4. Con la sentenza definitiva la Corte d’appello, in parziale riforma della decisione del Tribunale, ha così provveduto: 1) ha condannato la società Syndial a risarcire il danno all’ambiente “mediante l’esecuzione della misura di riparazione primaria consistente negli interventi relativi alle acque sotterranee previsti nel POB approvato con il D.M. n. 21 ottobre 2013, e mediante l’esecuzione delle misure di riparazione compensative consistenti negli interventi indicati a p. 124 della relazione di consulenza del 10 giugno 2016 e negli interventi di cui alla voce “a.A” del punto 4 degli “Interventi sulle aree esterne del (OMISSIS)”, descritti nell’Allegato 5 della relazione di consulenza del 30 ottobre 2013″ e, per il caso di mancata o imperfetta realizzazione di tali opere, al pagamento del costo dei suindicati interventi (come indicato nel computo metrico del POB, oltre ad Euro 9.500.000 per le misure compensative); 2) ha condannato i dirigenti e dipendenti della Syndial, ivi compresi T.F., C.G. e O.M., al pagamento rispettivamente delle somme di Euro 60.000, 80.000 e 19.000; 3) ha rigettato la domanda del MATTM di condanna della Syndial al risarcimento del danno non patrimoniale; 4) ha rigettato la domanda del MATTM di condanna della Syndial al ripristino e al risarcimento del danno all’ambiente per equivalente monetario, ai sensi della L. n. 349 del 1986, art. 18; 5) ha regolato le spese di giudizio e di consulenza tecnica relative ai due gradi di giudizio.

4.1. Nella sentenza definitiva la Corte d’appello ha innanzitutto rigettato una serie di contestazioni relative alla raccolta delle prove, alla validità delle c.t.u. ed all’imparzialità del c.t.u. ing.
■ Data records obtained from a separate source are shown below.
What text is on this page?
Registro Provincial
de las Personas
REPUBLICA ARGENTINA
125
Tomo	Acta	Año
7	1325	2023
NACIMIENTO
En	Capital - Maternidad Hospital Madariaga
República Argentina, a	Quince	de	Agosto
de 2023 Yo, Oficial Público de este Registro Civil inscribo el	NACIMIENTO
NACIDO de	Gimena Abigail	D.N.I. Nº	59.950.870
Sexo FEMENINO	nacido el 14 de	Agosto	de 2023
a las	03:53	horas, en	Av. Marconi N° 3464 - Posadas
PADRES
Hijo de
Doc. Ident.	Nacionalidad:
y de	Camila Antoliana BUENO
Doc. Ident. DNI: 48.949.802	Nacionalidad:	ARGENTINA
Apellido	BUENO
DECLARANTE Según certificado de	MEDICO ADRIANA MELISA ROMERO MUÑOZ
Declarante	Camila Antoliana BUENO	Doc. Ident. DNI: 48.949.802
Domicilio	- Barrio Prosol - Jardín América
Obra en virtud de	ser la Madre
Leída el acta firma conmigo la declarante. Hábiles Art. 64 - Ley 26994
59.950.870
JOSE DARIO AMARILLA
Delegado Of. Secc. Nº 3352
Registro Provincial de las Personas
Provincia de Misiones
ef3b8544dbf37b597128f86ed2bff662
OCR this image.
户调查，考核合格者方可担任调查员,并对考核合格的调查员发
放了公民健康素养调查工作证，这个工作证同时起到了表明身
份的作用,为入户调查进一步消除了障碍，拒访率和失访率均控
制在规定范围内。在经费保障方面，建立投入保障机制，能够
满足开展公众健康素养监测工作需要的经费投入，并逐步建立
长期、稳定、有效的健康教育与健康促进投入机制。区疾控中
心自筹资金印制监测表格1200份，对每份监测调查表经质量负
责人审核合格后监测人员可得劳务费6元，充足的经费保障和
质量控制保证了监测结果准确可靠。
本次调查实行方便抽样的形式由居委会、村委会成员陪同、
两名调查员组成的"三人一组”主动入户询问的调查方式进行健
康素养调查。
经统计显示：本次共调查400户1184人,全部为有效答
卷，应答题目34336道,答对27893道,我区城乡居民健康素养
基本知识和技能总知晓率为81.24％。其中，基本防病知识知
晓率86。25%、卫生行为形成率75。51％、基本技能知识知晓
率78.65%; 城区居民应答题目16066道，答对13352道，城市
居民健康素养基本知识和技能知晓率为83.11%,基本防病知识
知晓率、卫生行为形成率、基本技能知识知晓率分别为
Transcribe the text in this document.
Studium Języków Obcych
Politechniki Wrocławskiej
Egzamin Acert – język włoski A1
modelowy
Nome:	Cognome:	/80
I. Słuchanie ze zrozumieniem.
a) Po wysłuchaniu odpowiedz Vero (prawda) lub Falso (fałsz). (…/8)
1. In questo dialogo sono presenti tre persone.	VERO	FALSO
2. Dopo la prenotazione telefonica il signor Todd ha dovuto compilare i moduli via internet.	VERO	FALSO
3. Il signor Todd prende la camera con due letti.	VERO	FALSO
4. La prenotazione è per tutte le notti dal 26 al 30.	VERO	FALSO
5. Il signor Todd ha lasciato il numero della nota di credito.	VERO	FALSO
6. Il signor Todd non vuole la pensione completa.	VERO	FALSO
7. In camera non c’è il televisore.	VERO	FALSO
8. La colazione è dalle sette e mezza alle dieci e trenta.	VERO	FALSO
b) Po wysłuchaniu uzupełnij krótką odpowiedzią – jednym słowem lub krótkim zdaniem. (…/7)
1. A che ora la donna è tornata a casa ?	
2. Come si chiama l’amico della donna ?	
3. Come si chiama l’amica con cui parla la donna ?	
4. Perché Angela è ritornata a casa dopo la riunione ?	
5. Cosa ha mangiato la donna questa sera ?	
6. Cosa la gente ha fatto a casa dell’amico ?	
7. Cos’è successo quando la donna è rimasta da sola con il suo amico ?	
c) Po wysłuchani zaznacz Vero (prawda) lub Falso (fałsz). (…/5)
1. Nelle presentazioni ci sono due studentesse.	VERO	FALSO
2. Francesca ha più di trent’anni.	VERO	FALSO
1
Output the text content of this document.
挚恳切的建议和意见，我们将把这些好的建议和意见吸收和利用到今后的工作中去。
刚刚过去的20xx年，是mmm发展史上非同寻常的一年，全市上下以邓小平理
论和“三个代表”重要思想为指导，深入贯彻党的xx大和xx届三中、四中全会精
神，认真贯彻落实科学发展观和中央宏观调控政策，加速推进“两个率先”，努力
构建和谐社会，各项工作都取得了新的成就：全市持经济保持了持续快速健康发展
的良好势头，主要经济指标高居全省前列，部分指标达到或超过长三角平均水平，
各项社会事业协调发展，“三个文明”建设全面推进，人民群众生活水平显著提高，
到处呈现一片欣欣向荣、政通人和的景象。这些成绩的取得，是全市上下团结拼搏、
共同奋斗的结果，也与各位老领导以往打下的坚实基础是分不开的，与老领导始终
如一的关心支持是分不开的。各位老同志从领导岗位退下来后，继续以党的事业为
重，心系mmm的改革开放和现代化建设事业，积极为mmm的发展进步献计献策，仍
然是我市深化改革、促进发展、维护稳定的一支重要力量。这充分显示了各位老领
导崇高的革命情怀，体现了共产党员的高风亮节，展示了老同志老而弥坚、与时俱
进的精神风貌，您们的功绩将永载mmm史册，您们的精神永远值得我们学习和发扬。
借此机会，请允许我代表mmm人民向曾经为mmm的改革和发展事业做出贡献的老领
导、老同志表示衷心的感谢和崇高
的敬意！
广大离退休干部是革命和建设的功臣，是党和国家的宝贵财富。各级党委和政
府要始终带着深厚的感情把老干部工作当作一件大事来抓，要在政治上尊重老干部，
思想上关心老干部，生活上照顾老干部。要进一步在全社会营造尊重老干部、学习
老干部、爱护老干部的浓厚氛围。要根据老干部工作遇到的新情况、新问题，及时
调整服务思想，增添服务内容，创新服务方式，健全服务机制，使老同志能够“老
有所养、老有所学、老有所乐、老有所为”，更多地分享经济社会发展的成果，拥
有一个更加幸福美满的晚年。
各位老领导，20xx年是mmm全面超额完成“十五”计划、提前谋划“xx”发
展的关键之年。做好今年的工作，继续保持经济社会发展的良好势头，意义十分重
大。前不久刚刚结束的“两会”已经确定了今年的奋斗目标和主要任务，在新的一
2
R. nominato in primo grado.

Ciò premesso, la sentenza è passata ad affrontare il problema dell’esistenza del danno ambientale.

La Corte d’appello ha dichiarato di non condividere il ragionamento del Tribunale in ordine all’avvenuto superamento dei limiti stabiliti dalla L. 10 maggio 1976, n. 319, art. 9, per il riversamento di sostanze inquinanti; ciò sul rilievo che detta norma – non vietava assolutamente, ai fini di quel superamento, la diluizione delle sostanze inquinanti con le acque di lavaggio e di raffreddamento, in quanto le acque necessarie alle attività di produzione “non potevano essere considerate come utilizzate allo scopo di far rispettare i limiti di accettabilità, nel senso vietato dal legislatore”. Per cui il ragionamento svolto dal Tribunale era da ritenere non corretto, in quanto “fondato sull’applicazione del limite della legge Merli alle acque di processo, e senza considerare la situazione esistente nel punto d’immissione nel corpo recettore, a valle dell’insediamento produttivo”. Tuttavia, pur dovendosi ritenere mancante la prova certa del superamento dei limiti di accettabilità previsti dalla L. n. 319 del 1976, per le acque provenienti dagli impianti DDT e cloroformio – con conseguente parziale fondatezza dei relativi motivi di appello – la sentenza del Tribunale doveva essere confermata, invece, nella parte in cui aveva considerato dimostrato il superamento “del nuovo limite di quantità di DDT scaricabile introdotto dalle nuove norme”, ossia il D.P.R. 24 maggio 1988, n. 217, e il D.Lgs. 27 gennaio 1992, n. 133.

La sentenza ha perciò concluso nel senso che la sentenza di primo grado – nella parte in cui aveva accertato la violazione delle norme specifiche relativi agli scarichi di sostanze pericolose – doveva essere solo in parte (e non totalmente) riformata.

La Corte torinese ha poi rigettato le censure dell’appello principale e dell’appello incidentale dei dirigenti e dipendenti della Syndial tanto in ordine alla c.d. contaminazione diffusa che in ordine alla contaminazione della falda, del fiume (OMISSIS) e del (OMISSIS), entrambe da collegare alla gestione dell’impianto nel periodo 1990-1996.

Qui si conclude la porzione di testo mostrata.